$ax^{13}+bx^{12}+c=0$ by hand. Is there any chance?

Question

I'd like to know if is there any way to get an approximation for the roots of the equation below by hand.

$$ax^{13}+bx^{12}+c=0.$$

You are allowed to use calculator to calculate powers, logarithms, roots, etc. (for example, $\text{(some number)}^{13}$, $\text{(some number)}^{1/12}$, etc.).

This problem came from the equation

$$5328.31=50000\frac{(1+i)^{13}\cdot i}{(1+i)^{13}-1}\cdot \frac{1}{1+i}$$

from where I have to calculate the value of $i$ (interest rate). If we write $x=1+i$, then the equation becomes

$$-8.3838x^{13}+9.3838x^{12}-1=0.$$

Answer 1

The problem of finding an algebraic formula is closed since longtime ago: it is not possible. Therefore you need an approximation and the particular values of the coefficients are very important in each case of course.

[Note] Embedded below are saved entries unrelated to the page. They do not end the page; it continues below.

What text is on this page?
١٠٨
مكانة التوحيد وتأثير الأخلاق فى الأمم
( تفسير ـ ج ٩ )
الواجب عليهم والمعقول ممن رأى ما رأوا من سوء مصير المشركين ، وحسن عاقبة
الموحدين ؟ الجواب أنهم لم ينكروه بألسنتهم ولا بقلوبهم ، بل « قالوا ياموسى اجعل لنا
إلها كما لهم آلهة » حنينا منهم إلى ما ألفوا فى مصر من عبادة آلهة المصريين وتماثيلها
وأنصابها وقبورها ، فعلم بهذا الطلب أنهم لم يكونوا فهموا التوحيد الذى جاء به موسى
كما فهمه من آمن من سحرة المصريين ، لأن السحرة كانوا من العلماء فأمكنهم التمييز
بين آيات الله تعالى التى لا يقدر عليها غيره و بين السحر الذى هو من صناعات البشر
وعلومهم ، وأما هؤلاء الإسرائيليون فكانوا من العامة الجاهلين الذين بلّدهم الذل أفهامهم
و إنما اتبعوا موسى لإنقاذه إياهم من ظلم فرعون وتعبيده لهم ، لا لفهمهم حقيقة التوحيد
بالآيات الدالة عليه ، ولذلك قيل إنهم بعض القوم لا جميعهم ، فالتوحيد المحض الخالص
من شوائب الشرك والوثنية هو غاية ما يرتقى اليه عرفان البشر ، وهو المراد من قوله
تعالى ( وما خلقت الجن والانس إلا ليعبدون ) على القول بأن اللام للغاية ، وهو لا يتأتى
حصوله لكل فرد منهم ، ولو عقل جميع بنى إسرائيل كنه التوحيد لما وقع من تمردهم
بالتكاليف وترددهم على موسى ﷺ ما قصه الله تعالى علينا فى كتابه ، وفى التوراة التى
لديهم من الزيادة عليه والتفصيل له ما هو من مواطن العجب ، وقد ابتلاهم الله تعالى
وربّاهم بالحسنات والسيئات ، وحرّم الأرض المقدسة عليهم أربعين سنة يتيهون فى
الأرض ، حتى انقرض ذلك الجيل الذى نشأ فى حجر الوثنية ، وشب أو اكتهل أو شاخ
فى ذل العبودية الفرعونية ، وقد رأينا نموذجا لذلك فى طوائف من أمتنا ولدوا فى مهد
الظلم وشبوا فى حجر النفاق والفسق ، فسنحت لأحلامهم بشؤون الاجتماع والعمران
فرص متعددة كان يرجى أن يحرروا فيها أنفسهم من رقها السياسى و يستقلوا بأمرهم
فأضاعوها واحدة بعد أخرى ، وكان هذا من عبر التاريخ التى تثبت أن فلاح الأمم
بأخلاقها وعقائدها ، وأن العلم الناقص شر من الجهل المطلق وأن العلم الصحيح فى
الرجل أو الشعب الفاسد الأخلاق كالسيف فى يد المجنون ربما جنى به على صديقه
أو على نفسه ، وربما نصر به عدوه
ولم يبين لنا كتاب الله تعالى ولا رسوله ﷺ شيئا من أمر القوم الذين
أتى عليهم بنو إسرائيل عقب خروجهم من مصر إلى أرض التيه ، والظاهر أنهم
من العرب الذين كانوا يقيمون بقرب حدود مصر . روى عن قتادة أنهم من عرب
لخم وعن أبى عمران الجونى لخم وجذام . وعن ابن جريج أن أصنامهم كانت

For your equation $8.3838x^{13}-9.3838x^{12}+1=0$ you have the equivalent one $$8.3838(x^{13}-x^{12})=x^{12}-1\iff 8.3838=\frac{x^{12}-1}{x^{13}-x^{12}}=\frac{1-1/x^{12}}{x-1}$$

Consider separately the function $f(x)=\frac{1-1/x^{12}}{x-1}$.

You have f(-1)=0. $f(1.06)\approx 8.384$ and $f(-0.794)\approx 8.34$ and other approximated values. You can see the special value $x=1.06$ gives a "good" approximated root.

Here the graph of $f$

Answer 2

Iterate:

$$x_{n+1}=\frac {-c}{a(x_n)^{12}}-\frac{b}{a} $$

$$x_0=\frac {-b}{a} $$

I will try to edit my answer and put bounds that indicate the rate of convergence

Answer 3

Inspired by this question of mine, we can approximate the solution "quite" easily using Padé approximants.

Let the equation be $$\frac{(1+i)^{13}\cdot i}{(1+i)^{13}-1}\cdot \frac{1}{1+i}-r=0$$ Building the simplest $[1,1]$ Padé approximant around $i=0$, we have $$0=\frac{\frac{2}{39} i (26 r+7)+\frac{1}{13} (1-13 r)}{1-\frac{4 i}{3}}$$ Canceling the numerator gives $$i=\frac{3 (13 r-1)}{2 (26 r+7)}$$ So, using your numbers $$i\approx 0.0591605$$ while the exact solution would be $0.0600001$ (I suppose that the true solution is $0.06$).

More difficult would be to build the $[1,2]$ Padé approximant, but it is doable. Canceling the numerator gives $$i=\frac{4 \left(338 r^2+65 r-7\right)}{3 \left(-845 r^2+546 r+35\right)}$$ and, using your numbers $$i\approx 0.0600597$$ which is much better.

Simpler (but less accurate) would be to develop the expression as a Taylor series around $i=0$; this would give $$r=\frac{1}{13}+\frac{6 i}{13}+\frac{8 i^2}{13}+O\left(i^3\right)$$ Using the first two terms would lead to $i\approx 0.0642268$ (we know that this is an overestimate of the solution by Darboux theorem since it corresponds to the first iterate of Newton method using $i_0=0$). Using the three terms implies solving a quadratic for which the positive root is $i\approx 0.0595056$.